Сын Ливня

Наталья Алексеевна Исаева
Помню майский полдень. Хлещет дождь. А на пороге - ты. Вымокшая до нитки рубашка красиво облепила твою широкую грудь. А я стираю бельё, на мне одежда вся мокрая от пота. Я весело кидаюсь в твои объятья. И мы жадно целуемся, как будто расстались не полчаса назад, а целую вечность. Каждый из нас, по-своему вымокший, приятен другому своей влажной одеждой. А дождь всё хлещет и хлещет.

- Милая моя девочка! Как же я соскучился по тебе, - шепчешь ты, и твои мягкие, тонкие губы сводят меня с ума.

Мы одновременно глядим на часы. Занятия в школе закончатся около двух.

- Успеем, - смеясь, говорю я, загораясь от ласк и твоего дыхания.


Спустя время мы с тобой пьём вкусный чай с мелиссой, а в дверь вваливаются наши дети. Мы отставляем недопитый чай, идём помогать детворе освобождаться от огромных шуршащих дождевиков, сверкающих капельками воды.



Зачем я вспоминаю теперь это? Зачем растравляю себе душу сладостью воспоминаний? Ровно десять лет прошло как мы не вместе.

Было ли у нас с тобой всё безоблачно? Конечно, нет. Ты безумно ревновал меня, устраивал дома бурные сцены, и я старалась ни на кого не поднимать своих глаз. Ревновала ли я тебя? Нет. Я всегда доверяла тебе. И говорила, что ревность унижает, что она способна раздавить любые светлые чувства. И мне казалось, что ты стал уравновешеннее.

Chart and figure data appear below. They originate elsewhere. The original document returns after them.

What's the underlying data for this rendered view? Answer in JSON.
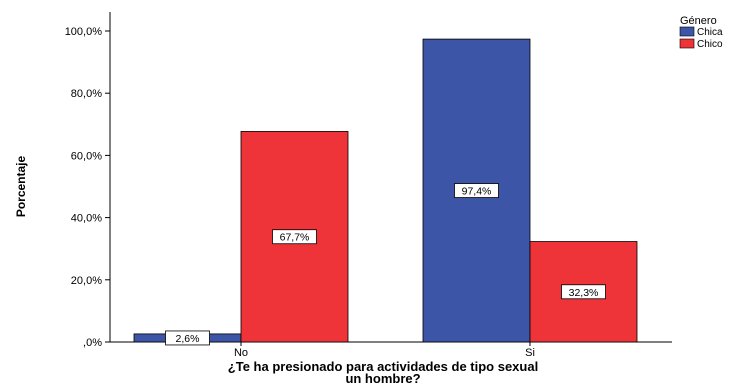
{
  "chart_data": {
    "type": "bar",
    "title": "",
    "xlabel_line1": "¿Te ha presionado para actividades de tipo sexual",
    "xlabel_line2": "un hombre?",
    "ylabel": "Porcentaje",
    "categories": [
      "No",
      "Si"
    ],
    "series": [
      {
        "name": "Chica",
        "values": [
          2.6,
          97.4
        ],
        "labels": [
          "2,6%",
          "97,4%"
        ],
        "color": "#3d55a6"
      },
      {
        "name": "Chico",
        "values": [
          67.7,
          32.3
        ],
        "labels": [
          "67,7%",
          "32,3%"
        ],
        "color": "#ee3339"
      }
    ],
    "ylim": [
      0,
      100
    ],
    "yticks": [
      0,
      20,
      40,
      60,
      80,
      100
    ],
    "ytick_labels": [
      ",0%",
      "20,0%",
      "40,0%",
      "60,0%",
      "80,0%",
      "100,0%"
    ],
    "grid": false,
    "legend_title": "Género",
    "legend_position": "top-right"
  }
}
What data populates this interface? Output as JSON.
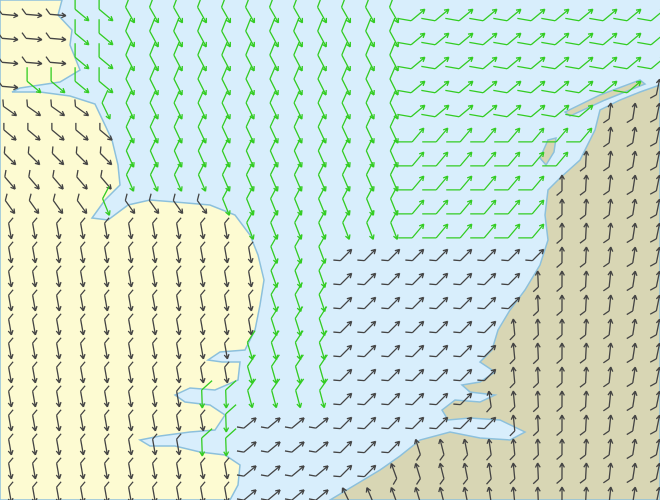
{
  "map": {
    "colors": {
      "sea": "#d8eefc",
      "uk_land": "#fdfbd2",
      "continent_land": "#d8d6b4",
      "coastline": "#8cc0dc",
      "barb_strong": "#33cc22",
      "barb_normal": "#444444"
    },
    "layers": [
      "sea",
      "land",
      "coastline",
      "wind-barbs"
    ]
  }
}
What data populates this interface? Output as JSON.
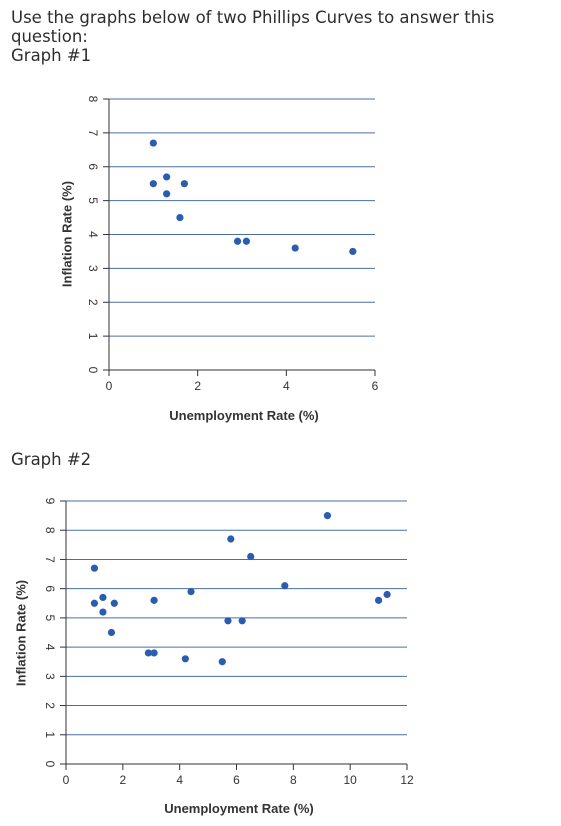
{
  "question": "Use the graphs below of two Phillips Curves to answer this question:",
  "graph1_label": "Graph #1",
  "graph2_label": "Graph #2",
  "colors": {
    "point": "#2a5db0",
    "grid": "#4a6fa5",
    "axis": "#333333"
  },
  "chart_data": [
    {
      "type": "scatter",
      "title": "",
      "xlabel": "Unemployment Rate (%)",
      "ylabel": "Inflation Rate (%)",
      "xlim": [
        0,
        6
      ],
      "ylim": [
        0,
        8
      ],
      "xticks": [
        0,
        2,
        4,
        6
      ],
      "yticks": [
        0,
        1,
        2,
        3,
        4,
        5,
        6,
        7,
        8
      ],
      "grid": "horizontal",
      "points": [
        {
          "x": 1.0,
          "y": 6.7
        },
        {
          "x": 1.0,
          "y": 5.5
        },
        {
          "x": 1.3,
          "y": 5.7
        },
        {
          "x": 1.3,
          "y": 5.2
        },
        {
          "x": 1.7,
          "y": 5.5
        },
        {
          "x": 1.6,
          "y": 4.5
        },
        {
          "x": 2.9,
          "y": 3.8
        },
        {
          "x": 3.1,
          "y": 3.8
        },
        {
          "x": 4.2,
          "y": 3.6
        },
        {
          "x": 5.5,
          "y": 3.5
        }
      ]
    },
    {
      "type": "scatter",
      "title": "",
      "xlabel": "Unemployment Rate (%)",
      "ylabel": "Inflation Rate (%)",
      "xlim": [
        0,
        12
      ],
      "ylim": [
        0,
        9
      ],
      "xticks": [
        0,
        2,
        4,
        6,
        8,
        10,
        12
      ],
      "yticks": [
        0,
        1,
        2,
        3,
        4,
        5,
        6,
        7,
        8,
        9
      ],
      "grid": "horizontal",
      "points": [
        {
          "x": 1.0,
          "y": 6.7
        },
        {
          "x": 1.0,
          "y": 5.5
        },
        {
          "x": 1.3,
          "y": 5.7
        },
        {
          "x": 1.3,
          "y": 5.2
        },
        {
          "x": 1.7,
          "y": 5.5
        },
        {
          "x": 1.6,
          "y": 4.5
        },
        {
          "x": 2.9,
          "y": 3.8
        },
        {
          "x": 3.1,
          "y": 3.8
        },
        {
          "x": 3.1,
          "y": 5.6
        },
        {
          "x": 4.2,
          "y": 3.6
        },
        {
          "x": 4.4,
          "y": 5.9
        },
        {
          "x": 5.5,
          "y": 3.5
        },
        {
          "x": 5.7,
          "y": 4.9
        },
        {
          "x": 5.8,
          "y": 7.7
        },
        {
          "x": 6.2,
          "y": 4.9
        },
        {
          "x": 6.5,
          "y": 7.1
        },
        {
          "x": 7.7,
          "y": 6.1
        },
        {
          "x": 9.2,
          "y": 8.5
        },
        {
          "x": 11.0,
          "y": 5.6
        },
        {
          "x": 11.3,
          "y": 5.8
        }
      ]
    }
  ]
}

Ни для себя, ни для кого не останавливаюсь я на трудных моментах нашей жизни, потому что хочу помнить только это - твоё счастливое лицо, омытое дождём. И хочу думать, что вот сейчас ты войдёшь в дом, а горьких лет не было, как нет. А ещё хочу помнить, что всегда в дни наших первых свиданий лил дождь. За эту особенность я называла тебя Сыном Ливня, а моя бабушка тебя называла Ясноглазым Тополем за твой высокий рост и ясные очи. Она говорила, что такой мальчик не может лгать. И я тебе всегда верила, но не потому, что так мне внушила бабушка. Просто верила, вот и всё.

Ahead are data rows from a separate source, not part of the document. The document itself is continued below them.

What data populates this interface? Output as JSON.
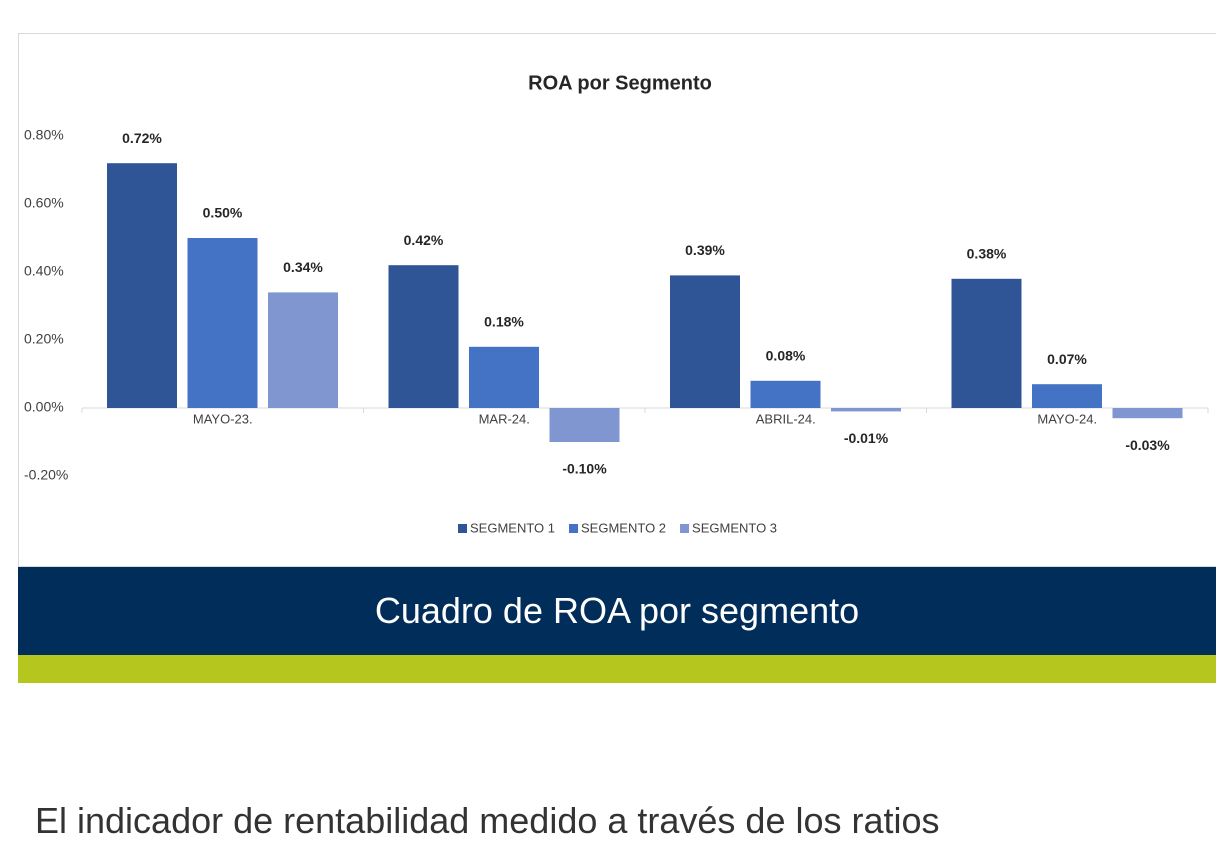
{
  "chart_data": {
    "type": "bar",
    "title": "ROA por Segmento",
    "categories": [
      "MAYO-23.",
      "MAR-24.",
      "ABRIL-24.",
      "MAYO-24."
    ],
    "series": [
      {
        "name": "SEGMENTO 1",
        "color": "#2f5597",
        "values": [
          0.72,
          0.42,
          0.39,
          0.38
        ],
        "value_labels": [
          "0.72%",
          "0.42%",
          "0.39%",
          "0.38%"
        ]
      },
      {
        "name": "SEGMENTO 2",
        "color": "#4472c4",
        "values": [
          0.5,
          0.18,
          0.08,
          0.07
        ],
        "value_labels": [
          "0.50%",
          "0.18%",
          "0.08%",
          "0.07%"
        ]
      },
      {
        "name": "SEGMENTO 3",
        "color": "#7f96d1",
        "values": [
          0.34,
          -0.1,
          -0.01,
          -0.03
        ],
        "value_labels": [
          "0.34%",
          "-0.10%",
          "-0.01%",
          "-0.03%"
        ]
      }
    ],
    "ylim": [
      -0.2,
      0.8
    ],
    "yticks": [
      {
        "value": -0.2,
        "label": "-0.20%"
      },
      {
        "value": 0,
        "label": "0.00%"
      },
      {
        "value": 0.2,
        "label": "0.20%"
      },
      {
        "value": 0.4,
        "label": "0.40%"
      },
      {
        "value": 0.6,
        "label": "0.60%"
      },
      {
        "value": 0.8,
        "label": "0.80%"
      }
    ],
    "legend": "bottom"
  },
  "caption": "Cuadro de ROA por segmento",
  "body_text": "El indicador de rentabilidad medido a través de los ratios"
}
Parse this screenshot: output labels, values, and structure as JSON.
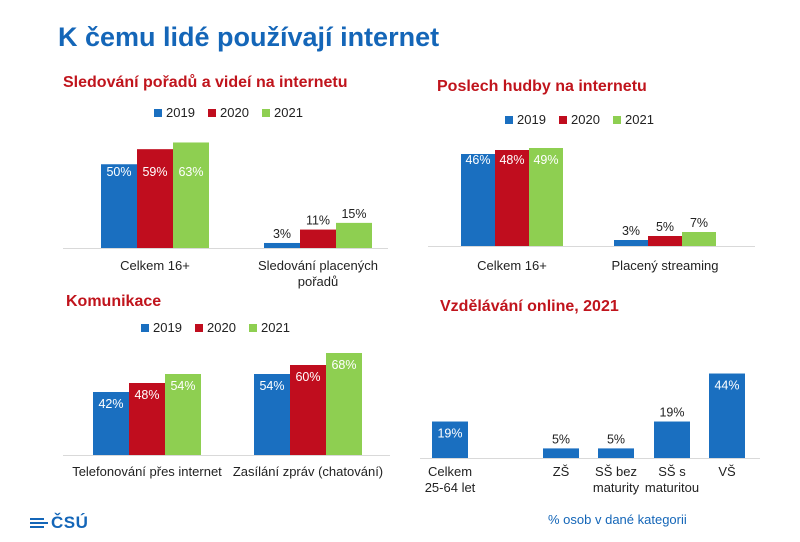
{
  "page": {
    "title": "K čemu lidé používají internet",
    "footer_note": "% osob v dané kategorii",
    "logo_text": "ČSÚ"
  },
  "colors": {
    "title": "#1466b8",
    "panel_title": "#c0141c",
    "s2019": "#1a6fc0",
    "s2020": "#c00d1e",
    "s2021": "#8ecf51"
  },
  "chart_data": [
    {
      "type": "bar",
      "title": "Sledování pořadů a videí na internetu",
      "categories": [
        [
          "Celkem 16+"
        ],
        [
          "Sledování placených",
          "pořadů"
        ]
      ],
      "series": [
        {
          "name": "2019",
          "values": [
            50,
            3
          ],
          "labels": [
            "50%",
            "3%"
          ]
        },
        {
          "name": "2020",
          "values": [
            59,
            11
          ],
          "labels": [
            "59%",
            "11%"
          ]
        },
        {
          "name": "2021",
          "values": [
            63,
            15
          ],
          "labels": [
            "63%",
            "15%"
          ]
        }
      ],
      "ylim": [
        0,
        68
      ],
      "legend": "top"
    },
    {
      "type": "bar",
      "title": "Poslech hudby na internetu",
      "categories": [
        [
          "Celkem 16+"
        ],
        [
          "Placený streaming"
        ]
      ],
      "series": [
        {
          "name": "2019",
          "values": [
            46,
            3
          ],
          "labels": [
            "46%",
            "3%"
          ]
        },
        {
          "name": "2020",
          "values": [
            48,
            5
          ],
          "labels": [
            "48%",
            "5%"
          ]
        },
        {
          "name": "2021",
          "values": [
            49,
            7
          ],
          "labels": [
            "49%",
            "7%"
          ]
        }
      ],
      "ylim": [
        0,
        50
      ],
      "legend": "top"
    },
    {
      "type": "bar",
      "title": "Komunikace",
      "categories": [
        [
          "Telefonování přes internet"
        ],
        [
          "Zasílání zpráv (chatování)"
        ]
      ],
      "series": [
        {
          "name": "2019",
          "values": [
            42,
            54
          ],
          "labels": [
            "42%",
            "54%"
          ]
        },
        {
          "name": "2020",
          "values": [
            48,
            60
          ],
          "labels": [
            "48%",
            "60%"
          ]
        },
        {
          "name": "2021",
          "values": [
            54,
            68
          ],
          "labels": [
            "54%",
            "68%"
          ]
        }
      ],
      "ylim": [
        0,
        75
      ],
      "legend": "top"
    },
    {
      "type": "bar",
      "title": "Vzdělávání online, 2021",
      "categories": [
        [
          "Celkem",
          "25-64 let"
        ],
        [
          "ZŠ"
        ],
        [
          "SŠ bez",
          "maturity"
        ],
        [
          "SŠ s",
          "maturitou"
        ],
        [
          "VŠ"
        ]
      ],
      "series": [
        {
          "values": [
            19,
            5,
            5,
            19,
            44
          ],
          "labels": [
            "19%",
            "5%",
            "5%",
            "19%",
            "44%"
          ]
        }
      ],
      "ylim": [
        0,
        48
      ]
    }
  ]
}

И всё-таки почему в дни наших свиданий всегда лил проливной дождь? Тогда я не задумывалась об этом. А вот теперь склонна думать, что он заранее оплакивал тебя и нашу большую любовь. А тогда я и дождю радовалась, напевая песенку:

                Дождик, поумерь свои старанья!
                В тучке задержись чуть-чуть!
                Я спешу сегодня на свиданье,
                Ну а ты закрыл мне путь.

Заканчивалась песенка так:

                Сердце всё равно ты не промочишь!
                Не остудишь сердце, нет!

Теперь, когда льёт дождь, я всегда вспоминаю тебя, и мне становится невыносимо грустно.

Как далеко всё это! И ты далёк, мой милый!

А так хорошо было бы думать, что ты всего лишь уехал в командировку. В длительную. Ты работаешь в развивающихся странах и читаешь лекции студентам с шоколадными лицами.

Но ты не захотел покинуть семью на триста шестьдесят пять дней. А люди по неосторожности забрали тебя от меня и от наших детей навсегда. Все эти годы нам не хватает тебя.

Не хочу знать, что тебя нет, что ты уже никогда не сможешь переступить порог нашего дома. Я - Сольвейг. Я могла бы ждать тебя годы, лишь бы знать, что ты живёшь на земле и когда-нибудь сможешь возвратиться домой, ко мне и к нашим детям.

Но ты далёк, мой милый!

Так далёк, что дальше не бывает. Тело твоё лежит в сырой земле, а твоя душа в небе парит ангелом.

Первое время ты снился мне, а теперь больше не снишься. Верующие люди говорят, что ты чист перед Богом, доволен всем, и советуют продолжать молиться о тебе. Я молюсь.

Ты огорчишься, но восемь лет я совсем не пела песен. И теперь не пою, не могу. Плачу. Потому что все наши песни о том, что мы будем жить вечно, а если и умрём, то одновременно, будучи дряхлыми стариками.


Вот и опять льёт дождь. А в моём мозгу звучит:

                Сердце всё равно ты не промочишь!
                Не остудишь сердце, нет!